Smart sellers don’t wait for the perfect storm. They build a boat that can sail in any weather.
3. The Post-Acceptance Action Framework
Once you accept that the M&A process isn’t fully controllable, what’s next? Passivity? Absolutely not. Acceptance isn’t surrender—it’s the first step to effective action.
The Three Pillars of a Resilient Exit Strategy:
Response Control
You can’t force a high valuation, but you can position your business to command one.
You can’t control every buyer’s due diligence process, but you can ensure your financials and operations are bulletproof.
Value Alignment
Not all buyers value the same things.

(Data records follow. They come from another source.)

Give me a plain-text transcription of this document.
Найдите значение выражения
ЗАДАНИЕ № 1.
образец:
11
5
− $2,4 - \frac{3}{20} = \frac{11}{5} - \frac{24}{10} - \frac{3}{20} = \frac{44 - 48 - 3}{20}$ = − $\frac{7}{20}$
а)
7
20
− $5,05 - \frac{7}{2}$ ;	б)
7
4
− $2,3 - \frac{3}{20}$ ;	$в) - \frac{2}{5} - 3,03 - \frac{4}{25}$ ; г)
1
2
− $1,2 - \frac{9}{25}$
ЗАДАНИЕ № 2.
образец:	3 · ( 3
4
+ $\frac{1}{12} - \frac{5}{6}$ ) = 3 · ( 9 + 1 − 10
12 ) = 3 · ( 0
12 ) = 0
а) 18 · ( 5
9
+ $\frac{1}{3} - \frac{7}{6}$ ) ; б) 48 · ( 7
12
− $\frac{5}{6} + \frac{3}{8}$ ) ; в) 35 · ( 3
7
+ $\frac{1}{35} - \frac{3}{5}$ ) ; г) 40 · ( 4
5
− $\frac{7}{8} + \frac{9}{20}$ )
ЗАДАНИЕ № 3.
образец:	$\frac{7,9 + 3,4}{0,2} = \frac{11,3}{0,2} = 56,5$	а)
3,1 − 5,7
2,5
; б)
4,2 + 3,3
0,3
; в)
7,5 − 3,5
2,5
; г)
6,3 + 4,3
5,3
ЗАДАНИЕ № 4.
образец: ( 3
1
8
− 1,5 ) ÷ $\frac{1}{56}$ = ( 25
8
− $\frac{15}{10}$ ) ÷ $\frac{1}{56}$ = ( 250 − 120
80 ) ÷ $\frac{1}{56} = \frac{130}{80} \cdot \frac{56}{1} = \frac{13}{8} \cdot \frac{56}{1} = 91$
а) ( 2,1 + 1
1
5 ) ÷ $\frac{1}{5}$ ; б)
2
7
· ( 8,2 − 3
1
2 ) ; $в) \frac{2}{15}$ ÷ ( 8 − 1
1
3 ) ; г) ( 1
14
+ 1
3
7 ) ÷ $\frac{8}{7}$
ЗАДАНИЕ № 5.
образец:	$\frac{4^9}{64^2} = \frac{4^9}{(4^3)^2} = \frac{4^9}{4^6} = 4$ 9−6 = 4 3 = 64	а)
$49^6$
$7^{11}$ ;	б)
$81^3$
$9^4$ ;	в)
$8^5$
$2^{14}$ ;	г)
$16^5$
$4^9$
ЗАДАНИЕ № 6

A PE firm looks for EBITDA growth, while a strategic buyer may see opportunity in your customer base. Position your business for the right buyer, not just any buyer.
Cognitive Reframing
View setbacks as system-driven challenges, not personal failures.
If a deal falls through, don’t see it as a lost opportunity—see it as valuable intel for the next negotiation.
Here’s the key: The most successful exits happen when owners shift their mindset from “What can I get?” to “How do I make my business irresistible?”
The Paradox of Limited Agency in Exits
Many business owners believe that getting the right price is all about negotiation. While negotiation matters, deal leverage is built long before the first conversation with a buyer.
That’s why the best-prepared sellers don’t just rely on valuation multiples—they create strategic value by:
Strengthening customer retention (LTV is more important than short-term revenue).
Building a self-sustaining management team (A business dependent on the owner is a risk).
Diversifying revenue streams (Buyers love predictable cash flow).
This is the power shift. Instead of trying to control the market, they control how their business is perceived within it.
And that’s where real influence lies. Not in trying to dictate terms, but in positioning so well that buyers see value before you even ask.
Final Thought: Master Your Exit by Mastering Your Focus
The most successful business exits aren’t about controlling every factor—they’re about controlling what matters most.
✔ You can’t control the market. But you can make your business recession-proof.
✔ You can’t force a buyer to act. But you can make them want to.
✔ You can’t time the perfect exit. But you can build a business that’s ready when the moment comes.
Shift your energy to what’s within your grasp. Strengthen your exit strategy. Accept what you can’t change—and dominate what you can.
That’s how you go from hoping for a sale to engineering an extraordinary exit.
What’s in your control today? Start there.